Tujuan Keistimewaan bagi Investor Patriot Bond & Merah Putih Bond
Menteri Keuangan Purbaya Yudhi Sadewa menyampaikan pada Selasa (23/6) bahwa keistimewaan tersebut bertujuan menarik dana di luar sistem keuangan ke perekonomian nasional. Keberadaan dana itu ia harapkan bisa meningkatkan likuiditas di dalam negeri dan mendukung kegiatan ekonomi domestik. Purbaya membantah bahwa ketentuan tersebut mengistimewakan investor Patriot Bond dan Merah Putih Bond. Menurutnya, perlindungan hukum dan pajak bagi investor Patriot Bond dan Merah Putih Bond hanya diberlakukan pada dana yang ditempatkan di surat utang khusus tersebut. Ia menjamin bahwa perlindungan hukum itu tidak berlaku bagi seluruh aktivitas investor Patriot Bond dan Merah Putih Bond di Indonesia. Hal ini berarti, perusahaan maupun aktivitas usaha yang dimiliki investor tetap dapat diperiksa dan dikenakan tindakan hukum bila mereka melakukan pelanggaran.

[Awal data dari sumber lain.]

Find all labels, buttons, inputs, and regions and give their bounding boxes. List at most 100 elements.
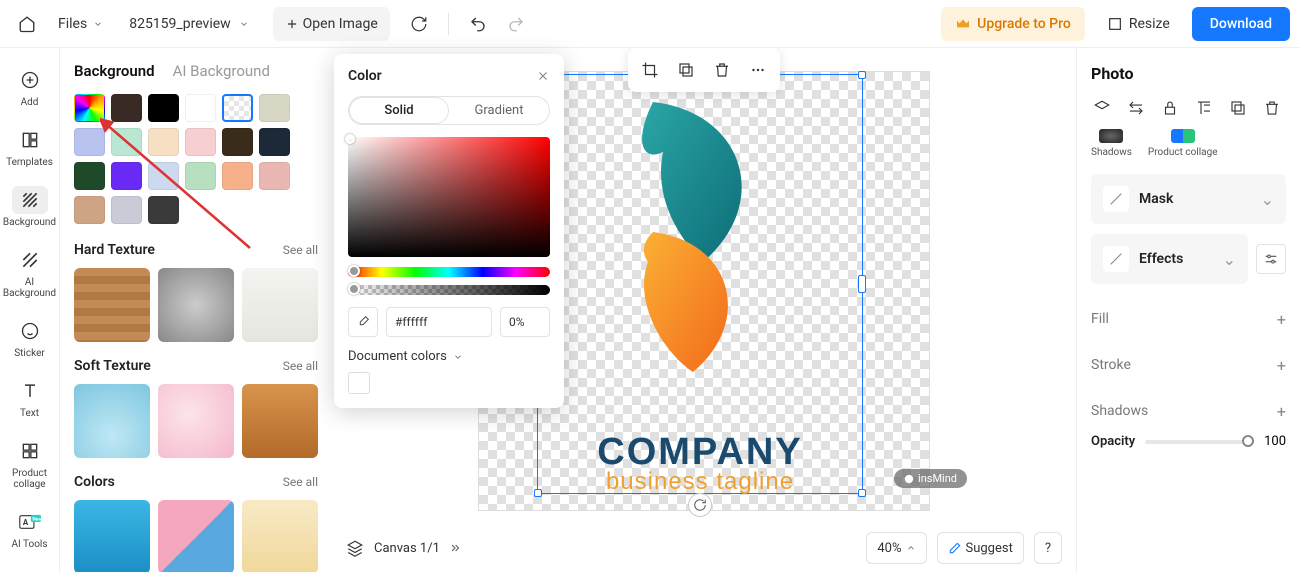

Klarifikasi Pemerintah soal Potensi Pencucian Uang
Purbaya turut secara tegas membantah anggapan itu. Menurutnya, penerbitan Patriot Bond maupun Merah Putih Bond serta pemberian keistimewaan kepada investornya, bukan merupakan kebijakan menyimpang yang dimaksudkan untuk memfasilitasi pencucian uang. Ia juga menyatakan pemberian keistimewaan ke investor merupakan praktik biasa yang sering diberikan oleh banyak negara.